Saturday, April 9, 2011

Bad Habits

Tonight is a night where I wish I didn't have to be responsible and could just fall back on my old habits that served me so well in the past. Sleeping pills and being oblivious to the world for 12 hours sounds wonderful.

I'm feeling like I'm locked in a prison, inside myself. At this moment, I'm feeling incredibly alone. I need someone to tell me I'm okay. And there's no one here but me, AJ and the dog. Neither of them are too talkative. The situation is of my own doing. I've built such a wall around myself that very, very few people have the patience to work their way in. Most of the time I'm okay with that. Tonight, I wish I had a support system.

I'm not even sure what my problem is. I realized how un-fun I am. Tonight for example, I'm home watching movies by myself while AJ sleeps. Everyone else is spending their Saturday night out getting shit faced and having fun. If I really wanted to, I could have found a babysitter and gone out. I just honestly don't want to. That lifestyle has no appeal for me anymore. I'm happy to be home with my baby, away from the drama and chaos of the outside world. Sometimes I just wish that I wasn't alone in wanting to be away from it all.

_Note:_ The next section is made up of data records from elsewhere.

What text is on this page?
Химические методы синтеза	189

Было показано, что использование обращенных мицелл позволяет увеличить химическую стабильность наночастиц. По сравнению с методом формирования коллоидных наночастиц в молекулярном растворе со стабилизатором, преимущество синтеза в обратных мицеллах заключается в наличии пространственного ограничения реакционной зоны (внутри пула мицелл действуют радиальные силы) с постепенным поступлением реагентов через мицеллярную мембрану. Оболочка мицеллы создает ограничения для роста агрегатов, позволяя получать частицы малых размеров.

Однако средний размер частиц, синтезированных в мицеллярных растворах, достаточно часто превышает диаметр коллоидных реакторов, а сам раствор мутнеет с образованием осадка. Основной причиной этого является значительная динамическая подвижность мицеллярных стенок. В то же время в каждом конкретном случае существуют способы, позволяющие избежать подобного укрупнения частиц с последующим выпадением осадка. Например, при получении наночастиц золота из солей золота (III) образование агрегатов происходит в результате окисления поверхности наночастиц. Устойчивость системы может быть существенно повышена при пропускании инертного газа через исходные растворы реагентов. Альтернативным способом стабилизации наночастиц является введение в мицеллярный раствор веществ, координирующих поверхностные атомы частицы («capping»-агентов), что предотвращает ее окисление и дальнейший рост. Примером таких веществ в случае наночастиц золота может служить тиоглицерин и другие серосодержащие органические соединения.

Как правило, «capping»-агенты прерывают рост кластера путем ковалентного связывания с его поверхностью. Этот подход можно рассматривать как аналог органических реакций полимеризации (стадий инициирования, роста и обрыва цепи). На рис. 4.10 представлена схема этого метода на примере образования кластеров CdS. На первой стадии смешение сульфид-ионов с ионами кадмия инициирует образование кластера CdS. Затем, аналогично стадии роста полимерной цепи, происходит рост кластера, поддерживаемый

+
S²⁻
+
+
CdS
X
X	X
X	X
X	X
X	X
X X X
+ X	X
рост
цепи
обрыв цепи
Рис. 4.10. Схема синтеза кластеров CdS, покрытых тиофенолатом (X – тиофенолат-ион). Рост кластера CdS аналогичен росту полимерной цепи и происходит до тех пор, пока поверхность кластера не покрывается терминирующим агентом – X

When did I become the person that no one wants around? I wasn't invited to go anywhere tonight. I wasn't NOT invited exactly, and I could have just gone along. But if people wanted me there, they'd ask me to go, right?

I'm just feeling sorry for myself. I guess I should find a distraction...one that doesn't involve a handful of pills and oblivion. I don't know if there is such a thing. Hopefully sleep will come for me tonight. It's been getting harder and harder to shut my mind up and rest. Unfortunately, I can no longer use anything to remedy that. Those days are over.